WASHINGTON – Here’s today’s economic quiz: Was the 2007-09 Great Recession more damaging than the Great Depression of the 1930s?
Surely the answer is “no.” In the 1930s, unemployment reached 25 percent. By contrast, the recent peak in the jobless rate was 10 percent. Case closed.
Not so fast, objects economist J. Bradford DeLong of the University of California, Berkeley. “Fifty years from now, historians will ... write that President Franklin Roosevelt, Congress and the Federal Reserve provided a collective policy response that was, if not optimal, at least respectable. ... By contrast, they will [argue] that the responses of President Barack Obama, Congress and the Federal Reserve did not come up to the standard [set by] the mid-1930s policy-makers.”
Could DeLong be correct? The answer matters, because if he’s right, the economy -– despite its present strength -– faces a future of long-term sluggishness.
Writing in The Milken Institute Review, DeLong accepts that the rapid response of the Federal Reserve and Congress to the Great Recession prevented a second Great Depression.
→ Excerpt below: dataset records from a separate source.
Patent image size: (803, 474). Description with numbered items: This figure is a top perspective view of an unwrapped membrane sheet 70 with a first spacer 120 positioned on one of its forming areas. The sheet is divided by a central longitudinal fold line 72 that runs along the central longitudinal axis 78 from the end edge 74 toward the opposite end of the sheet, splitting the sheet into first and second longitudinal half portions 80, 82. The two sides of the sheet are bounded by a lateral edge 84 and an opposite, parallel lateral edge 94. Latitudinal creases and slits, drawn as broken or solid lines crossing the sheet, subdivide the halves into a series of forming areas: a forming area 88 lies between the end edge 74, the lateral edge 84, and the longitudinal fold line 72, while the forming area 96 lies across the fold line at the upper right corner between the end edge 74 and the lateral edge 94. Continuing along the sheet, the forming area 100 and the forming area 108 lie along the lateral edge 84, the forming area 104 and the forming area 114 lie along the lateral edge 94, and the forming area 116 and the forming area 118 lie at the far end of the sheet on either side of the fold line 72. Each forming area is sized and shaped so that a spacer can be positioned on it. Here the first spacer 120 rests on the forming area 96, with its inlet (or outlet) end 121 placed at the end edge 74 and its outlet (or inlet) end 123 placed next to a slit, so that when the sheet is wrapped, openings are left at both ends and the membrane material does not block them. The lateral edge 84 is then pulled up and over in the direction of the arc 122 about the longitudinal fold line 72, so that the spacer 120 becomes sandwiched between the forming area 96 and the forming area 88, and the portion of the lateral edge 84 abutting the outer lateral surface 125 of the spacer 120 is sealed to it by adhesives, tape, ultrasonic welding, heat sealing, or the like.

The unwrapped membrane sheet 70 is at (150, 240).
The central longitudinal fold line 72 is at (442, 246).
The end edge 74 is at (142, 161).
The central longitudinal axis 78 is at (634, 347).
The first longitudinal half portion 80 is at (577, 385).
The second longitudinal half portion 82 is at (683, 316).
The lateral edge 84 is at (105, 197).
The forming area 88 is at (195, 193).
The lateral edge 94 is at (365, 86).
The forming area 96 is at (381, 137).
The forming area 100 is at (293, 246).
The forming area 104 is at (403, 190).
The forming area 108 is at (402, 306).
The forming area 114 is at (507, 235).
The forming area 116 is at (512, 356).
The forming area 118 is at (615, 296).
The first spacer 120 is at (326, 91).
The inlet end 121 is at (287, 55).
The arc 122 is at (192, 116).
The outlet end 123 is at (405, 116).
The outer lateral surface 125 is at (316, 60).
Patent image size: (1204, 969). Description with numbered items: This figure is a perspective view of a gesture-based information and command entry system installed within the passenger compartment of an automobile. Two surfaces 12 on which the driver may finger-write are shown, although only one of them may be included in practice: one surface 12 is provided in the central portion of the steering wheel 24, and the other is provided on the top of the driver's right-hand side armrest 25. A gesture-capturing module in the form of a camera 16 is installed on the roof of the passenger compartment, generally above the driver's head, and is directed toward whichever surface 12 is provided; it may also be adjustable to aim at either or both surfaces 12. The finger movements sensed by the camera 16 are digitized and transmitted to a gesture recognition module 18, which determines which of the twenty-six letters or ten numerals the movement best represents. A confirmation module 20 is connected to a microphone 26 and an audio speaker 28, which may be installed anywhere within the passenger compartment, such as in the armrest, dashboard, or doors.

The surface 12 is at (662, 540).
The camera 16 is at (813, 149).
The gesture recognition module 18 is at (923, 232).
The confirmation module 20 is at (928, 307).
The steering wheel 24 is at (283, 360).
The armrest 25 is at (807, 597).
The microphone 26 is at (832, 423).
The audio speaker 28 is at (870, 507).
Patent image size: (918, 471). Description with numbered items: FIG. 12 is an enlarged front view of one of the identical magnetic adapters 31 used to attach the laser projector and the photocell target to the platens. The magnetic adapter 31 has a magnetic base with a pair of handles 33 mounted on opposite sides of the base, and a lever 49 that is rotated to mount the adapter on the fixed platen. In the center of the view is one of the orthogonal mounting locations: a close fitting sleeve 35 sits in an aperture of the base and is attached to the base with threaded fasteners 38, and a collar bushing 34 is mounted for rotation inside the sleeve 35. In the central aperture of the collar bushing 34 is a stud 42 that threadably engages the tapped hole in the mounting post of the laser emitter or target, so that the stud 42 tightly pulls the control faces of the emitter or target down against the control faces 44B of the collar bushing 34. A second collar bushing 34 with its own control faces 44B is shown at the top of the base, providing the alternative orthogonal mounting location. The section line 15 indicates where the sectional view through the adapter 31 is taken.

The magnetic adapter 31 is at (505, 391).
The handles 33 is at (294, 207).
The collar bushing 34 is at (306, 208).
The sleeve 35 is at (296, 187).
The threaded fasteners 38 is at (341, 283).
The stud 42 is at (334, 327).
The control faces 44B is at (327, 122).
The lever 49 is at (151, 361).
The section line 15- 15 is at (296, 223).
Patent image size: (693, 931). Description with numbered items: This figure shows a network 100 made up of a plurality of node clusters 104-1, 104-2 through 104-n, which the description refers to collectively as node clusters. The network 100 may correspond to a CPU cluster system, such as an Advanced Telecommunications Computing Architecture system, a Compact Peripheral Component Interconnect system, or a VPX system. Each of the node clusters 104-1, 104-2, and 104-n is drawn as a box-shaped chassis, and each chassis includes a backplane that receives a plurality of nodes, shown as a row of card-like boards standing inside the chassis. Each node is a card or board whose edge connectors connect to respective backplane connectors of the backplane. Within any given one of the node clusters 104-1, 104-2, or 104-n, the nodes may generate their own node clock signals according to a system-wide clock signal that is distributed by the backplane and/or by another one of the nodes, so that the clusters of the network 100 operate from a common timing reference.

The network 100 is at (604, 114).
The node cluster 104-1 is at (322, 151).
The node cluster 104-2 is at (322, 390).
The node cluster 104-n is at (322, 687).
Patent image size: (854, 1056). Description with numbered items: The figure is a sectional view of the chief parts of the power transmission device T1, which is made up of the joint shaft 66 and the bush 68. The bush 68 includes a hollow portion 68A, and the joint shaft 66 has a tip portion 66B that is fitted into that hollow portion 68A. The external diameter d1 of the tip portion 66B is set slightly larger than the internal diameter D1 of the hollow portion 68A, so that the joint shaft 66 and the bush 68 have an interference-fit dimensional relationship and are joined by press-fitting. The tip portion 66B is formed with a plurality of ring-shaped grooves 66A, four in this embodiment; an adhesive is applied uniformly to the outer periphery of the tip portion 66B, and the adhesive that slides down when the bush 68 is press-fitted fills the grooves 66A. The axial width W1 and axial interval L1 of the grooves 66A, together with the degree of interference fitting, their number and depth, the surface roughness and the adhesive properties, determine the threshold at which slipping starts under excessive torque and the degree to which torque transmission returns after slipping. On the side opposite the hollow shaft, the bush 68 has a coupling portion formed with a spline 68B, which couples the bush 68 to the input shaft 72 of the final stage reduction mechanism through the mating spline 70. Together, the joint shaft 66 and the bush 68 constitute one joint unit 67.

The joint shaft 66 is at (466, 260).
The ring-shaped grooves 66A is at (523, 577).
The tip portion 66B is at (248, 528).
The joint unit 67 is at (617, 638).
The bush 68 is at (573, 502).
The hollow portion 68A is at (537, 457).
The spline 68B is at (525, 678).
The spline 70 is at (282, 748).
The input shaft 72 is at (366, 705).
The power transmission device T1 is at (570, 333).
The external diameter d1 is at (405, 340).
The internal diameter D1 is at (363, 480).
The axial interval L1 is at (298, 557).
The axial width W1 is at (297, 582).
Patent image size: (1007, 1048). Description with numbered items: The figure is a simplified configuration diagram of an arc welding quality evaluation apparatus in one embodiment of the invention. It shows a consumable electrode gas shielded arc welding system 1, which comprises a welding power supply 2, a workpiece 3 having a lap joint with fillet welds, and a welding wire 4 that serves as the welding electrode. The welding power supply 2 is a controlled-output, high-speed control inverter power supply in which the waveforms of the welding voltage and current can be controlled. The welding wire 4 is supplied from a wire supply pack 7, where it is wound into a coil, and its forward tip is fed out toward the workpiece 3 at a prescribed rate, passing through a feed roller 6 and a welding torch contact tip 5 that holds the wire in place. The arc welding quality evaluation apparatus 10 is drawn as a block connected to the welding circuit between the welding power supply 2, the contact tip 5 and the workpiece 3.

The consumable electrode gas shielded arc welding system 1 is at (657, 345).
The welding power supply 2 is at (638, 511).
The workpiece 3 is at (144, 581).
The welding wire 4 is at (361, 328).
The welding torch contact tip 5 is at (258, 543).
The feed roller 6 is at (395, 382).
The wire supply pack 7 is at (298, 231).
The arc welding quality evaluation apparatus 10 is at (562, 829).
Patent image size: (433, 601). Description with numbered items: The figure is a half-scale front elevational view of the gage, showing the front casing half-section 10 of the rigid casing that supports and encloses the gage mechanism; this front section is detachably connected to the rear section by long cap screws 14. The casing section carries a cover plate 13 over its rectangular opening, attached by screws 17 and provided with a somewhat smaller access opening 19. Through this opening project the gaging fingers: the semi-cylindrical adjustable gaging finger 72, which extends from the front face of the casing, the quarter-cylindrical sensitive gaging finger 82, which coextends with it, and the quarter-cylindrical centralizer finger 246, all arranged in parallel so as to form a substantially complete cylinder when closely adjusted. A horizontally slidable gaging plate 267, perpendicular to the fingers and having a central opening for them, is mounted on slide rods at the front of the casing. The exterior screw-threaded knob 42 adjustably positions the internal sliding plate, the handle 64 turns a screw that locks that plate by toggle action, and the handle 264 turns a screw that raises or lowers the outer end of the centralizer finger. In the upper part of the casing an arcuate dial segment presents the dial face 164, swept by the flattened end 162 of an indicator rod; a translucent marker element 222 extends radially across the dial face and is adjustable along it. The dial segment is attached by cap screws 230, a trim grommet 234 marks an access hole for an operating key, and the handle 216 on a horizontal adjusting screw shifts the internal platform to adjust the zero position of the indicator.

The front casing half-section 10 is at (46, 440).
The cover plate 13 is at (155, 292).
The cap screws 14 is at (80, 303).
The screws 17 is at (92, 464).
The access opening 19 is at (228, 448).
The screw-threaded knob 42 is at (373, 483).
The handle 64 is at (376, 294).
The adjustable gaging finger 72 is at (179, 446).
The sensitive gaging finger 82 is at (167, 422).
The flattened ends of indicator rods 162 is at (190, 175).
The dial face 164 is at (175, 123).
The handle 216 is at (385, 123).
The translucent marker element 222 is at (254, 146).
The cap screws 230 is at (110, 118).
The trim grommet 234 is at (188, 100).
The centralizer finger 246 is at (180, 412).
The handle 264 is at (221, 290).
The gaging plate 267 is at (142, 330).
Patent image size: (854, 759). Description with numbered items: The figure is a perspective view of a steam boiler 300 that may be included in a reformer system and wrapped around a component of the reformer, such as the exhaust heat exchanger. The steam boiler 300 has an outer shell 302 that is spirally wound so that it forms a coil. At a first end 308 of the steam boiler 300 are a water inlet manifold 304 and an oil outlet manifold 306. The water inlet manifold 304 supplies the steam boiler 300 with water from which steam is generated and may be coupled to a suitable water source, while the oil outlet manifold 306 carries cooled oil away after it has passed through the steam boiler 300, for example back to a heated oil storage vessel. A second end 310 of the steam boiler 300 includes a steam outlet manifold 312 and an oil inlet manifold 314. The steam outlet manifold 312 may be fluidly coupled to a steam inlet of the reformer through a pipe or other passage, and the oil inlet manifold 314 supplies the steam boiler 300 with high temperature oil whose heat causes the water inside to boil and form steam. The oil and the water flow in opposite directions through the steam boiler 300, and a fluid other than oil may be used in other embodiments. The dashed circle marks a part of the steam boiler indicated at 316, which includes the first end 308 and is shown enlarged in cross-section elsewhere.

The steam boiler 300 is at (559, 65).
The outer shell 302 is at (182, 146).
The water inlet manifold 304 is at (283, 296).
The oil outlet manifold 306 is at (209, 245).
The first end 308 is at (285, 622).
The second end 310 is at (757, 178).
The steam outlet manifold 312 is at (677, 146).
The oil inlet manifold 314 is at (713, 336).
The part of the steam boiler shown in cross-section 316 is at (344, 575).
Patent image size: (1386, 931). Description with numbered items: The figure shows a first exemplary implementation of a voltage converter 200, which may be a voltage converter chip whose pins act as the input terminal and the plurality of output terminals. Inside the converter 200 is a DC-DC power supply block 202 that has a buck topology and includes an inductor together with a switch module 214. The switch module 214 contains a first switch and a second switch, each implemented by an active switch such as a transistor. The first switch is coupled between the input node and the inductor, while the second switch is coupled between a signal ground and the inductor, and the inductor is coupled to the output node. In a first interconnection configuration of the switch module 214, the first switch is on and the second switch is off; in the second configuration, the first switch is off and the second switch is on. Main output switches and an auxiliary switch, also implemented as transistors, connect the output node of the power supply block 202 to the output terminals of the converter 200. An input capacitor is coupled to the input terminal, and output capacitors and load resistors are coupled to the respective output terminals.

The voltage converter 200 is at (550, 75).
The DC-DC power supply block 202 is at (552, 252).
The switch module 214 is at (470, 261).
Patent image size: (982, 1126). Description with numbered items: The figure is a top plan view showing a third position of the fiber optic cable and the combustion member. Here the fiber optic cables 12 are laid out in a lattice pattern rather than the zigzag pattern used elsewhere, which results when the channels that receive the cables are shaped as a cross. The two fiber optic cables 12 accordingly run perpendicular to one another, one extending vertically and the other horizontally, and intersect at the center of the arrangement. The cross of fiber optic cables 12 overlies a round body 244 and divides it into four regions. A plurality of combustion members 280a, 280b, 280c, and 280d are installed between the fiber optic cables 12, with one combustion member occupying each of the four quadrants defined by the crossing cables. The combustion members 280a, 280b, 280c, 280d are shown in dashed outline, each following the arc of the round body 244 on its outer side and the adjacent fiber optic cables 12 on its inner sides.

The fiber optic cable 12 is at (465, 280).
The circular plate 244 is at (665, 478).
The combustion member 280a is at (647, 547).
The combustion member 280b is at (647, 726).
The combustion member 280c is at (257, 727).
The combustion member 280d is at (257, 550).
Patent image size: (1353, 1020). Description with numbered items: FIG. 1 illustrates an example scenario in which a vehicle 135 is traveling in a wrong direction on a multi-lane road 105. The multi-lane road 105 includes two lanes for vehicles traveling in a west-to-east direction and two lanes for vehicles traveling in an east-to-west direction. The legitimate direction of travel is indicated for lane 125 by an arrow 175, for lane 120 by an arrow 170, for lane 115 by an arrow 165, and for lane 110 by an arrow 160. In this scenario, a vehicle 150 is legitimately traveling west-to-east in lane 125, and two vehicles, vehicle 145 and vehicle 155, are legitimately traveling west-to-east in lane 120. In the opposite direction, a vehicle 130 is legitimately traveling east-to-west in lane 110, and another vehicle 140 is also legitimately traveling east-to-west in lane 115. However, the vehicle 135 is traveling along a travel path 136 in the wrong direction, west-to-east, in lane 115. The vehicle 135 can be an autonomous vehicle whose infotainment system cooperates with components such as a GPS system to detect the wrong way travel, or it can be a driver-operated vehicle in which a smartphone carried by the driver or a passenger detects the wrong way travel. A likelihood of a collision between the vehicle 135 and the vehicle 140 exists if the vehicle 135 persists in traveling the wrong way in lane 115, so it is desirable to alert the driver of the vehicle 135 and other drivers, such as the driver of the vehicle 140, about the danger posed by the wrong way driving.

But his praise stops there.
We are now 11 years after the start of the crisis in 2007, and income per worker has risen only 7.5 percent. It had risen 10.5 percent 11 years after the 1929 crash.
What explains the gap, he argues, is a psychological hangover: “We are haunted by our Great Recession ... No unbiased observer projects anything other than slow growth, much slower than the years during and after World War II.”
“We seem to have fumbled the recovery from the recession,” he adds, blaming bad policy.
I’m sympathetic to DeLong’s analysis, but I think private caution may have some public virtue. It can dampen financial speculation and boom-bust cycles..
The slowdown has two main causes: first, reduced growth of the labor force, as baby boomers retire; and second, slower growth in productivity -– the economic efficiency that raises wages, salaries and profits. In the 1950s, productivity growth averaged nearly 3 percent a year; in the last decade, the average is less than 1 percent.
The slowdown in productivity growth – reflecting technology, management and worker skills – is not well understood but may also be independent of the Great Recession.
What’s particularly misleading is the contrast with the decades after World War II. Fifteen years of depression and war had left a huge backlog demand for cars, homes and appliances. The onset of the postwar baby boom further inflated demand. New technologies (television, plastics, air-conditioning, jet travel) boosted productivity.
All these developments triggered a strong expansion. The circumstances today are much different. Households are trying to restore their savings after the excesses of the housing bubble more than a decade ago. The demographics – mainly aging – have also moved against a stronger recovery.
The lesson of history remains that the World War II economic boom played an essential role in ending the Depression. It wasn’t that policy-makers were smarter then than they are now. In fact, the opposite may be true. In 1940, the unemployment rate still exceeded 14 percent. It’s doubtful that many Americans would trade today’s economy for its pre-war predecessor.
Robert Samuelson is a columnist for The Washington Post.